È stato questo, in sostanza, il messaggio centrale dell’omelia che Papa Benedetto XVI ha tenuto nella messa di apertura dell’Anno della Fede che coincide con il cinquantesimo anniversario dell’inizio dell’assise conciliare.
Mentre, anche all’interno della Chiesa, infuriavano le dispute sull’ermeneutica del Concilio, la frattura tra fede e ragione, o tra sapere e credere, si allargava sempre di più. La prima veniva ridotta a moralismo soggettivo. La seconda a tutto ciò che la scienza, liberata da ogni tensione etica, è in grado di sperimentare.
Non è così, risponde Papa Ratzinger, un raccordo c’è, esiste. Oggi più che mai occorre annunciarlo. È questo il vero obiettivo della nuova evangelizzazione: proclamare che senza Dio, l’uomo viene ridotto a infinitamente meno di quello che è. Diventa cavia da laboratorio, disprezzato e indifeso quando è debole, ridotto alla sola dimensione dei bisogni materiali, manipolato e mercificato nelle sue dimensioni essenziali: l’affetto, il dolore, la sessualità.
«Che cosa significasse una vita, un mondo senza Dio, ai tempi del Concilio lo si poteva già sapere da alcune pagine tragiche della storia, ma ora purtroppo lo vediamo ogni giorno intorno a noi», ha affermato Benedetto XVI, «è il vuoto che si è diffuso. Ma è proprio a partire dall’esperienza di questo deserto, da questo vuoto che possiamo nuovamente scoprire la gioia di credere. E nel deserto c’è bisogno soprattutto di persone di fede, che, con la loro stessa vita, indicano la via verso la Terra promessa».

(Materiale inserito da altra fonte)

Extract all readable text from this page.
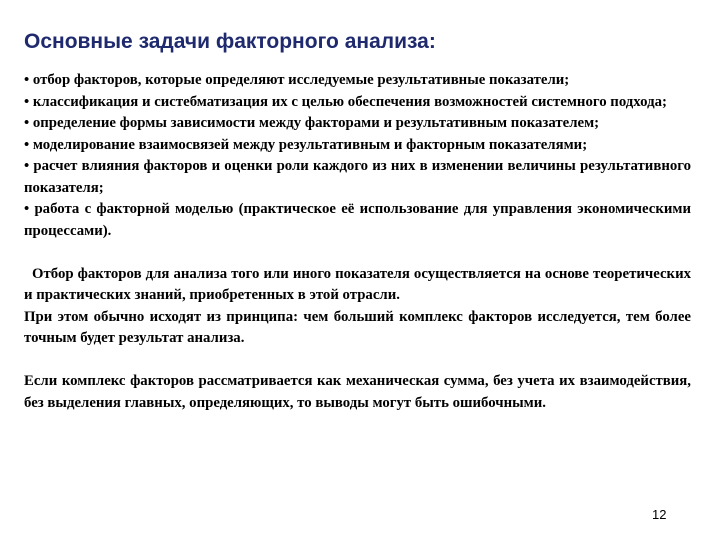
Основные задачи факторного анализа:
• отбор факторов, которые определяют исследуемые результативные показатели;
• классификация и систебматизация их с целью обеспечения возможностей системного подхода;
• определение формы зависимости между факторами и результативным показателем;
• моделирование взаимосвязей между результативным и факторным показателями;
• расчет влияния факторов и оценки роли каждого из них в изменении величины результативного показателя;
• работа с факторной моделью (практическое её использование для управления экономическими процессами).

Отбор факторов для анализа того или иного показателя осуществляется на основе теоретических и практических знаний, приобретенных в этой отрасли.

При этом обычно исходят из принципа: чем больший комплекс факторов исследуется, тем более точным будет результат анализа.

Если комплекс факторов рассматривается как механическая сумма, без учета их взаимодействия, без выделения главных, определяющих, то выводы могут быть ошибочными.

12
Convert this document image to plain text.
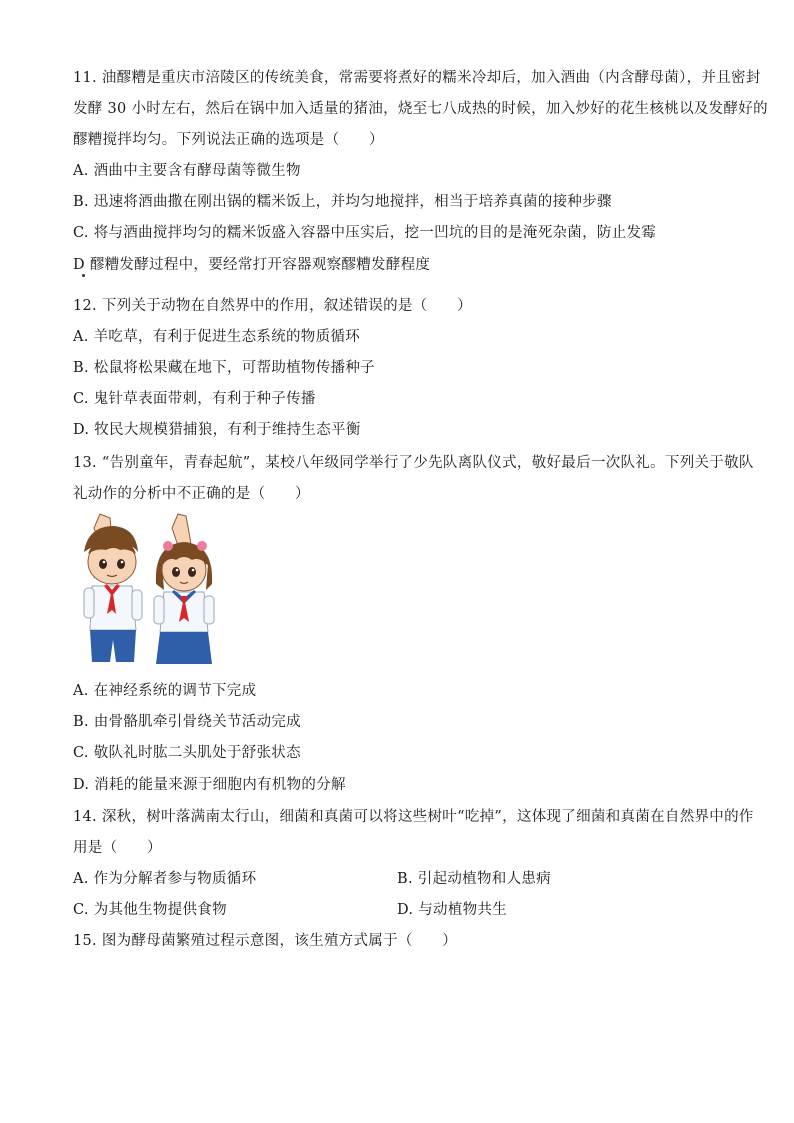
11. 油醪糟是重庆市涪陵区的传统美食，常需要将煮好的糯米冷却后，加入酒曲（内含酵母菌），并且密封
发酵 30 小时左右，然后在锅中加入适量的猪油，烧至七八成热的时候，加入炒好的花生核桃以及发酵好的
醪糟搅拌均匀。下列说法正确的选项是（　　）
A. 酒曲中主要含有酵母菌等微生物
B. 迅速将酒曲撒在刚出锅的糯米饭上，并均匀地搅拌，相当于培养真菌的接种步骤
C. 将与酒曲搅拌均匀的糯米饭盛入容器中压实后，挖一凹坑的目的是淹死杂菌，防止发霉
D 醪糟发酵过程中，要经常打开容器观察醪糟发酵程度
12. 下列关于动物在自然界中的作用，叙述错误的是（　　）
A. 羊吃草，有利于促进生态系统的物质循环
B. 松鼠将松果藏在地下，可帮助植物传播种子
C. 鬼针草表面带刺，有利于种子传播
D. 牧民大规模猎捕狼，有利于维持生态平衡
13. “告别童年，青春起航”，某校八年级同学举行了少先队离队仪式，敬好最后一次队礼。下列关于敬队
礼动作的分析中不正确的是（　　）
A. 在神经系统的调节下完成
B. 由骨骼肌牵引骨绕关节活动完成
C. 敬队礼时肱二头肌处于舒张状态
D. 消耗的能量来源于细胞内有机物的分解
14. 深秋，树叶落满南太行山，细菌和真菌可以将这些树叶“吃掉”，这体现了细菌和真菌在自然界中的作
用是（　　）
A. 作为分解者参与物质循环	B. 引起动植物和人患病
C. 为其他生物提供食物	D. 与动植物共生
15. 图为酵母菌繁殖过程示意图，该生殖方式属于（　　）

Da qui la raffigurazione di questo Anno della fede come «un pellegrinaggio nei deserti del mondo contemporaneo, in cui portare con sé solo ciò che è essenziale: non bastone, né sacca, né pane, né denaro, non due tuniche», ma «il Vangelo e la fede della Chiesa, di cui i documenti del Concilio ecumenico Vaticano II sono luminosa espressione, come pure lo è il Catechismo della Chiesa cattolica, pubblicato vent’anni or sono».
Neppure in questo tempo, che molti sociologi s’affrettano sbrigativamente a definire post-cristiano, l’anelito spirituale è spento. «Nel deserto», ha spiegato Benedetto XVI, «si riscopre il valore di ciò che è essenziale per vivere; così nel mondo contemporaneo sono innumerevoli i segni, spesso espressi in forma implicita o negativa, della sete di Dio, del senso ultimo della vita». Per questo, ha concluso, «oggi più che mai evangelizzare vuol dire testimoniare una vita nuova, trasformata da Dio, e così indicare la strada».